Easy Yoga Positions To Improve Digestive Health

Photo by: Bigstockphoto
Photo by: Bigstockphoto

Yoga for digestion? You bet! Yoga is an excellent treatment for better digestion! Greasy, fried or indulgent foods aren’t so gut-friendly. They cause gas and acid reflux. The next time you’re feeling bloated after a heavy meal, forget about antacids. Ease digestion woes with these yoga positions instead:

The Apanasana

The Apanasana position assists in removing excessive gas in the digestive tract. It’s an excellent pose to relieve gas pains and bloating.

Start your routine in a reclining position and take deep breaths. Then, lie down and place your hands on your knees as you inhale. Once you exhale, wrap your arms around your knees. Bring your knees close to your chest. Now, rock your knees from side to side. This motion will increase the stretch. Maintain the position for five to ten breaths. Slowly release your knees and repeat.

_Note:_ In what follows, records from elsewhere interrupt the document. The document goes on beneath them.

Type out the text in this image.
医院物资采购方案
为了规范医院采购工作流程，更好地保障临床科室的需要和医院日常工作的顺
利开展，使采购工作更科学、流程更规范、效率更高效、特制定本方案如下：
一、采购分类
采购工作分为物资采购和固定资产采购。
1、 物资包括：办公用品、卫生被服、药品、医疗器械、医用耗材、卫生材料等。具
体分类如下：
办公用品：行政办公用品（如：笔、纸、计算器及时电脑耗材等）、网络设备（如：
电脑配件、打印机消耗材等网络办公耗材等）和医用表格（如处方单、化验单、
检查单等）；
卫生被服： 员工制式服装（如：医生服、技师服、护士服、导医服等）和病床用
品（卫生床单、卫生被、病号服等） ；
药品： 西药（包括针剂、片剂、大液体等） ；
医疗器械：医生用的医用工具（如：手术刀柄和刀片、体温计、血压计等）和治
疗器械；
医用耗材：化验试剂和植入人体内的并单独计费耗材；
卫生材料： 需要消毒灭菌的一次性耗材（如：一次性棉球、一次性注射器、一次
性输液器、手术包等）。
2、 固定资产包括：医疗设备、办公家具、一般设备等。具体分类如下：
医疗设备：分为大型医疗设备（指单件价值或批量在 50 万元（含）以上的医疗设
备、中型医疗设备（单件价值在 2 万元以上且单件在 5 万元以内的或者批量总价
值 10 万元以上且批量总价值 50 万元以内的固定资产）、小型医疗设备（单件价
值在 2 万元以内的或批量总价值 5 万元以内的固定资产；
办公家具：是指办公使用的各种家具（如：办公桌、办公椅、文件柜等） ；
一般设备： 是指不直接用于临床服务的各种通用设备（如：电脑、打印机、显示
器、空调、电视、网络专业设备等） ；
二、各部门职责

Instead of hugging both knees, you can also do one side at a time. Leave the other leg extended as you bring one knee close to your chest. Hold the position for five or more breaths before switching to the other knee.

The Spinal Twist

The spinal twist releases tension from the stomach. It also tones the abdominal muscles and stretches the back.

To do the spinal twist, lie down and hug your knees as you inhale. When exhaling, drop your knees to the left. Use your left hand to push your knees down slowly. Now, turn your head to the other side. Stretch your arms to the right and maintain this position for five to ten breaths. As you return your hands and knees to the center, inhale. Alternate and repeat.

The SetuBandhaSarvangasana

This technique stimulates blood flow. Modifying this position slightly helps ease stomach pains while energizing the body.

Lie on your back and bend your knees together. Place your arms beside your body. Your feet should be flat on the floor. Slowly move your hips up to your chest. This allows a good stretch. Now, press one hip up. Hold the position for five breaths. Switch to the other side. You can also arch your back to open up your chest. Clasping your hands and interlacing your fingers behind your back also releases abdominal tension.

The Paschimottanasana

This seated forward bend relaxes taunt back and shoulder muscles. It also relieves indigestion and assist in releasing accumulated gas in the gut.

Sit on the floor with your legs extended and pressed together. Keep your back straight. Push your upper body forward at the hips. Lower your torso. It should be parallel to your extended legs. Place your hands on the floor beside your legs. Hold the position for five to ten breaths. Lower your upper body as far as you can. Feel the stretch and release.

The Marjaryasana-Bitilasana

This is a combination of cow and cat pose! The Marjaryasana-Bitilasana helps lengthen the intestines and boost circulation of blood.

Start by bringing your hands beneath your shoulders. Bring your knees beneath your hips. As you inhale, drop your belly button to the earth. Lift your hips up into the Bitilasana or cow position.

Now, spread across your shoulders. Exhale as you round your upper back up. Drop your gaze to your navel as you press your hands and feet to the earth. This is the Marjaryasana or cat position. Do ten reps.